By 1994, Protz was able to report that an imported beer craze was in full swing, and his round-up included news that Sainsbury’s had launched, of all things, an own-brand gueuze, joining a Trappist beer and a bottle-conditioned English ale on their shelves. Safeway, meanwhile, were selling an attractively packaged box-set of ten British ales with a substantial booklet of tasting notes by Barrie Pepper. In the next ten years, as we remember fondly, the same supermarket would introduce an own-brand Kölsch ‘Cologne-style Lager’, Vienna lager, wheat beer and raspberry wheat beer, courtesy of Greenwich’s Meantime.

In a sense, that would seem to be a high-point of enthusiasm for beer on the part of supermarkets which have since stepped back a bit from the weirdness of gueuze and own-brand beer writing. A decent selection is now standard in most supermarkets, with occasional festivals and pushes.
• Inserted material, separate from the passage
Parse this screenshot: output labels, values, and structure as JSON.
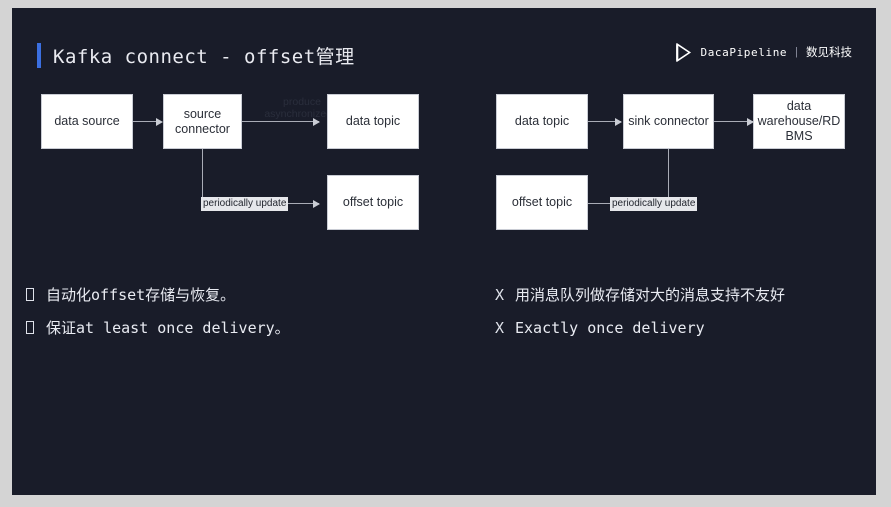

Its worth noting, however, that the CO-OP, which Protz declared a write-off in 1989, now generally has as wide a selection of beer as Tesco had at that time when he declared them the best on the high street.

For those who are interested, in 1989, Budvar was 75p for 330ml; Urquell £1.25 for 660ml; Tatra Pils was £2.09 for a pack of four bottles of unspecificed size; and Old Peculier was £1.79 for three bottles.